WaPo Analysis has a Hard Time Bashing Mitt
WaPo front-page headline: Romney Finds His Voice on the Economy
The two contenders seemed to swap roles Wednesday. Obama was the one who struggled for his footing, scowling on the split screens of millions of television viewers across the nation and often looking like a man who wished he were elsewhere.
Elsewhere, meaning, in front of his TOTUS.
Romney pressed his case against Obama's stewardship of a disappointingly weak recovery. He sought to sharpen his own proposals and to soften the perception among voters that he favors the interests of the wealthy over those who are struggling.
Obama, meanwhile, did not make many of the arguments that he and his campaign have used most effectively against Romney
but which we'll repeat here, in case you missed them. He did not recount the former governor's career in private equity, during which Romney laid off workers, or the secretly taped video in which the Republican nominee told wealthy donors that the 47 percent of Americans who do not pay federal income taxes are dependent on government and see themselves as victims.
The TV ads, however, continue to run. Why give Romney an opportunity to respond to them? Better to let the ads run unquestioned.
The president also left many of Romney's claims unchallenged. Romney asserted eight times that Obama plans to cut $716 billion from Medicare without noting that the Republican vice presidential nominee, Rep. Paul Ryan (Wis.), shepherded a budget through the House that would do the same thing.
"Shepherded" a buget that never passed is hardly on an even footing with signing a bill that does it, then lying about it.
And Romney insisted that he does not want to reduce the share of taxes paid by the wealthy. "High-income people are doing just fine in this economy," he said. "They'll do fine whether you're president or I am."

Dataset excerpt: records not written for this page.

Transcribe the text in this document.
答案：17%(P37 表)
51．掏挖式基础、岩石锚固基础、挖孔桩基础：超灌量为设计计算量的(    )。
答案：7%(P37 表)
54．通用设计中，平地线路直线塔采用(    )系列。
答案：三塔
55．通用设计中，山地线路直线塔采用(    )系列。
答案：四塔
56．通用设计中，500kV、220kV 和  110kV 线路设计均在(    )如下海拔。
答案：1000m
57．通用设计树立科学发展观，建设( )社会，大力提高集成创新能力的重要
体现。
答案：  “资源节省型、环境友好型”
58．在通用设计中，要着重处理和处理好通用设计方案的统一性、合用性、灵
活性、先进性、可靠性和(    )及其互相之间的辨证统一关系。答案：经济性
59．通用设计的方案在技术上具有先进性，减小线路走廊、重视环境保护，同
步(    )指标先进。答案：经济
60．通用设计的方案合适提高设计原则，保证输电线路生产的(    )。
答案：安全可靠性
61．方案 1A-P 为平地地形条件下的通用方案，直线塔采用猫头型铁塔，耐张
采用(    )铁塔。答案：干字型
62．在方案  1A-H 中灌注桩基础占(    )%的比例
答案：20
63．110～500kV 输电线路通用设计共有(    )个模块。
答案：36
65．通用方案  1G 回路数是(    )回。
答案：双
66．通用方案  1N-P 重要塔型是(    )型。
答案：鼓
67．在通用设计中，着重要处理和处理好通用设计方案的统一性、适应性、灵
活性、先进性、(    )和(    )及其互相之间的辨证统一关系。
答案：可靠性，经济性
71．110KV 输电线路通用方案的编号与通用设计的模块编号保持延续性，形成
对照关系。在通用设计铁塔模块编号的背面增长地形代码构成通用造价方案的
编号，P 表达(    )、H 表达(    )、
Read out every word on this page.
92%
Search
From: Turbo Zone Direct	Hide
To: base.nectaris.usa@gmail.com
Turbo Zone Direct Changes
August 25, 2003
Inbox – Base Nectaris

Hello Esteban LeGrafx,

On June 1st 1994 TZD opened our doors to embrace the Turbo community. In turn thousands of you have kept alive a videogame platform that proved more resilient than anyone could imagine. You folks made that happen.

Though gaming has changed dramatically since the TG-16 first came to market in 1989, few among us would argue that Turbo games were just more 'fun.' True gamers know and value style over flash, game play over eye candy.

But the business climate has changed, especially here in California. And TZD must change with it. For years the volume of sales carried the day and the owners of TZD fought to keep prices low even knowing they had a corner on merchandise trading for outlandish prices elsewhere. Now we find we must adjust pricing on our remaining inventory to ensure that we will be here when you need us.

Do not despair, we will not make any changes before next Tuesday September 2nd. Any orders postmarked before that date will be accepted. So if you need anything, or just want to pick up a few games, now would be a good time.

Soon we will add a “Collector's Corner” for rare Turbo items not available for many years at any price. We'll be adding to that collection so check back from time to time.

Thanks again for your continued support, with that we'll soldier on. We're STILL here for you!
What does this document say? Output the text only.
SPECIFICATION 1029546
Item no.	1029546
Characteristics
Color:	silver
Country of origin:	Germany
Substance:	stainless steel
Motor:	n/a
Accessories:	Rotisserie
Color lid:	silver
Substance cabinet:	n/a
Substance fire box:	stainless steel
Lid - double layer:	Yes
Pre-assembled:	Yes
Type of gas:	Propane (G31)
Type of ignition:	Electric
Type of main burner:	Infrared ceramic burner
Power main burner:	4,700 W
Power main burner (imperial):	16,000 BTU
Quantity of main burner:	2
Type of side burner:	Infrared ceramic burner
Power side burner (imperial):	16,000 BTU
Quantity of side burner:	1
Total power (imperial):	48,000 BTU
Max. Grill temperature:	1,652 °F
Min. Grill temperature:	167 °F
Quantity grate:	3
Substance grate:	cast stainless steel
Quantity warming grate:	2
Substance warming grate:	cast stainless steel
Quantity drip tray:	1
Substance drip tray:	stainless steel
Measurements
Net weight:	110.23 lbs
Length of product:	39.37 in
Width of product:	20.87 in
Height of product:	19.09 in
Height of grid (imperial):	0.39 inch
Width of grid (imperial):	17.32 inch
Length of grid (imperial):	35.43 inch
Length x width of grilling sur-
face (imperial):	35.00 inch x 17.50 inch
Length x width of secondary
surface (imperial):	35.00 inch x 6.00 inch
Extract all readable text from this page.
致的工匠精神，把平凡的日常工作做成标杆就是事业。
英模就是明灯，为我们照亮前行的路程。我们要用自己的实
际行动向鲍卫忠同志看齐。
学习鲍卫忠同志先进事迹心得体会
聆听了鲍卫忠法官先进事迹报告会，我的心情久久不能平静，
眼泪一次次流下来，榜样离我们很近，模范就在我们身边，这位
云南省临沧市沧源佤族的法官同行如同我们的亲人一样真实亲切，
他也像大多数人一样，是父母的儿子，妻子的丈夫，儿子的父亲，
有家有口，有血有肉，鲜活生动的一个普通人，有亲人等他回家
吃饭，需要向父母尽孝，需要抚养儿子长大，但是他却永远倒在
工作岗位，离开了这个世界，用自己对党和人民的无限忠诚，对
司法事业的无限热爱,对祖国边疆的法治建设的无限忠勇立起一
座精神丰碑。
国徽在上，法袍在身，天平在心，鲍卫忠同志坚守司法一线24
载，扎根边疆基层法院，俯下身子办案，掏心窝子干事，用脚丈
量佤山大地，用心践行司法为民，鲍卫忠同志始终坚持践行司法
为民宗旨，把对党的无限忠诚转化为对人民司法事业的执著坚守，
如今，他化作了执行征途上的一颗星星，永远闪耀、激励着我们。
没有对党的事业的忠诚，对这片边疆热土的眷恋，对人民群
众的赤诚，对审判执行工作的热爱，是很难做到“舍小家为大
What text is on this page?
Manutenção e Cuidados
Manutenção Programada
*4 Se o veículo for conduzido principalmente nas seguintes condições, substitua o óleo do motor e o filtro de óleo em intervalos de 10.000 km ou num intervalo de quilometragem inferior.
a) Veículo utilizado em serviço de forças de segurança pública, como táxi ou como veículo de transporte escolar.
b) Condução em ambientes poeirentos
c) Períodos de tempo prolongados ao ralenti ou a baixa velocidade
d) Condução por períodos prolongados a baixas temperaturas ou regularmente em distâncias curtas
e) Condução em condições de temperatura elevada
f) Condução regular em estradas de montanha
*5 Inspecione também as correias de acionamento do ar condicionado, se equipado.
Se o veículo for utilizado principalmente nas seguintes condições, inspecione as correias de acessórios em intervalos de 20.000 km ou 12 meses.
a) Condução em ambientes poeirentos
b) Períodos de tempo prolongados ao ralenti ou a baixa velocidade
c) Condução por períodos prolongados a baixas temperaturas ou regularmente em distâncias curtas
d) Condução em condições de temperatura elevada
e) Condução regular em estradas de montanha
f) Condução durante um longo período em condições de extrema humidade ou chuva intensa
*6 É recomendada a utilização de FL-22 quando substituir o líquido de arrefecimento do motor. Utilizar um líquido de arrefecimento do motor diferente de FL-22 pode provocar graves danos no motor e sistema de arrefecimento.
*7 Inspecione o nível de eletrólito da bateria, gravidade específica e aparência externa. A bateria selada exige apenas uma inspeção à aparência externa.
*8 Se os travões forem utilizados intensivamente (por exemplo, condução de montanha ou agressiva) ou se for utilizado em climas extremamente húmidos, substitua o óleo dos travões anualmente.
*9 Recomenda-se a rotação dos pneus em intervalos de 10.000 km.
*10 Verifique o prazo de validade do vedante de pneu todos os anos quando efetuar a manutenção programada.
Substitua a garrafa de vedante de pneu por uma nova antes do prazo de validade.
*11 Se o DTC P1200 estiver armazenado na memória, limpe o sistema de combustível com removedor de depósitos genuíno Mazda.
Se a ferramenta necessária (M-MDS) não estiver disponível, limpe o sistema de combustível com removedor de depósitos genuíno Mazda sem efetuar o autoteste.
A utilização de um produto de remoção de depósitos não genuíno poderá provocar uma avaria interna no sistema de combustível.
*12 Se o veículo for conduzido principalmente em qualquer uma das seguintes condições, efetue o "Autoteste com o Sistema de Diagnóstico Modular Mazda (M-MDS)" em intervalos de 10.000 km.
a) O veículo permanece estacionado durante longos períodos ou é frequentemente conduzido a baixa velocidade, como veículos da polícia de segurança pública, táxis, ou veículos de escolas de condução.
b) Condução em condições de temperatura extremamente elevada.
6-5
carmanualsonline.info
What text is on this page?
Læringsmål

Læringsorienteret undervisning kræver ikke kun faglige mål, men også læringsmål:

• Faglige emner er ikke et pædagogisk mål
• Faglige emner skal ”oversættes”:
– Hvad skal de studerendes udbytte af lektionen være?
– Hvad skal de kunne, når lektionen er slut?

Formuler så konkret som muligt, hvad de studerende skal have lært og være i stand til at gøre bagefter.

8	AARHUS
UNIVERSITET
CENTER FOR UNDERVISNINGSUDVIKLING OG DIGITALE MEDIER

Note the use of the word, "insisted", which suggests a lie or a coverup.
"The problem with raising taxes is that it slows down the rate of growth. And you could never quite get the job done," he said. "I want to lower spending and encourage economic growth at the same time."
Whether the debate did much to win over undecided voters or change anyone's mind is not likely to become clear for at least a few days. In that time, news organization fact checkers will pick over the assertions that were made, pundits will award style points, and social media will amplify -- and perhaps amend -- the overall impressions that were left.
What matters is what happens in the polls. What happens when Champ starts to fall behind in the polls?